Oggi si aprono le iscrizioni per la Giornata Mondiale della Gioventù che si svolgerà a Lisbona nell’agosto 2023. Ho invitato due giovani portoghesi ad essere qui con me mentre mi iscrivo anch’io come pellegrino. Lo farò adesso… (clic sul tablet). Ecco, mi sono iscritto. Tu, ti sei iscritta? Fallo… E tu ti sei iscritta? Fallo… Ecco, rimanete qui. Cari giovani, vi invito ad iscrivervi a questo incontro nel quale, dopo un lungo periodo di lontananza, ritroveremo la gioia dell’abbraccio fraterno tra i popoli e tra le generazioni, di cui abbiamo tanto bisogno!

 

Ieri, a Madrid, sono stati beatificati Vincenzo Nicasio Renuncio Toribio e undici compagni della Congregazione del SS.mo Redentore, uccisi in odio alla fede nel 1936, in Spagna. L’esempio di questi testimoni di Cristo, fino all’effusione del sangue, ci spinga ad essere coerenti e coraggiosi; la loro intercessione sostenga quanti faticano oggi per seminare il Vangelo nel mondo. Un applauso ai nuovi Beati!

 

Con trepidazione seguo la persistente situazione di conflitto in Etiopia. Ancora una volta ripeto con animo accorato che la violenza non risolve le discordie, ma soltanto ne accresce le tragiche conseguenze. Faccio appello a quanti hanno responsabilità politiche, affinché cessino le sofferenze della popolazione inerme e si trovino soluzioni eque per una pace duratura in tutto il Paese. Possano gli sforzi delle parti per il dialogo e la ricerca del bene comune condurre a un concreto percorso di riconciliazione. Non manchino ai fratelli e alle sorelle etiopi, così duramente provati, la nostra preghiera, la nostra solidarietà e i necessari aiuti umanitari.

 

Sono addolorato per le inondazioni che stanno colpendo vari Paesi dell’Africa e che hanno provocato morte e distruzione. Prego per le vittime e sono vicino ai milioni di sfollati, ed auspico un maggiore impegno comune per prevenire queste calamità.

 

E saluto tutti voi, romani e pellegrini di vari Paesi. In particolare, saluto i chierici e i religiosi indonesiani residenti a Roma; la comunità peruviana che celebra la festa del Señor de los Milagros; il Centro Academico Romano Fundación e il gruppo della diocesi polacca di Tarnow.
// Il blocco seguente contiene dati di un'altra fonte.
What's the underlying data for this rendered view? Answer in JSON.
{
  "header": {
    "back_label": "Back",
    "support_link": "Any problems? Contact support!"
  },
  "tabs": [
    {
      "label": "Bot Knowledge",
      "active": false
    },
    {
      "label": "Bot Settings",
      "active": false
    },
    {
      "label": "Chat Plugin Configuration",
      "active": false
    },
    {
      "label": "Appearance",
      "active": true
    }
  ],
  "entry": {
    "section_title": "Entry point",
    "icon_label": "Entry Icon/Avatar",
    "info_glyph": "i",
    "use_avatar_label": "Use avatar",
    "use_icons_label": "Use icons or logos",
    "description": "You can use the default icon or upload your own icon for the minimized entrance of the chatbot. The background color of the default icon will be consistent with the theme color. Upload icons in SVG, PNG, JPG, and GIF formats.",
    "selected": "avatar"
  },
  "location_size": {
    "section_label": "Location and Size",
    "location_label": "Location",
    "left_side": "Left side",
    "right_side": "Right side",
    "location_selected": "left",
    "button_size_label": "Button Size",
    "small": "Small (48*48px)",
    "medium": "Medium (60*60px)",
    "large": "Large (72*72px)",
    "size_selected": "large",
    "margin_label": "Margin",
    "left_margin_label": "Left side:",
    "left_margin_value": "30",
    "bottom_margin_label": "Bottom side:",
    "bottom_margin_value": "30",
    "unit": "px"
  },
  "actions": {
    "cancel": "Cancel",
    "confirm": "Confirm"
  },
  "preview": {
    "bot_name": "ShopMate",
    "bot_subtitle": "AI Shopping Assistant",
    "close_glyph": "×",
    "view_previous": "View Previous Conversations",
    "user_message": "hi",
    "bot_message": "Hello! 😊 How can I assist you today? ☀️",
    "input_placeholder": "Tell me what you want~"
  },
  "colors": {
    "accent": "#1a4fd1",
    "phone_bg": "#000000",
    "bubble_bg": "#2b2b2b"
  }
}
Saluto i fedeli di San Donà di Piave, Padova, Pontedera e Molfetta; i ragazzi della cresima di Piacenza, il gruppo “Tiberiade” di Carrobbio degli Angeli e il Movimento Nonviolento di Verona. E oggi, all’inizio di un nuovo Governo, preghiamo per l’unità e la pace dell’Italia.

 

Dopodomani, martedì 25 ottobre, mi recherò al Colosseo a pregare per la pace in Ucraina e nel mondo, insieme ai rappresentanti delle Chiese e Comunità cristiane e delle Religioni mondiali, riuniti a Roma per l’incontro “Il grido della pace”. Vi invito ad unirvi spiritualmente a questa grande invocazione a Dio: la preghiera è la forza della pace. Preghiamo, continuiamo a pregare per l’Ucraina così martoriata.

 

Auguro a tutti una buona domenica. Per favore, non dimenticatevi di pregare per me. Buon pranzo e arrivederci!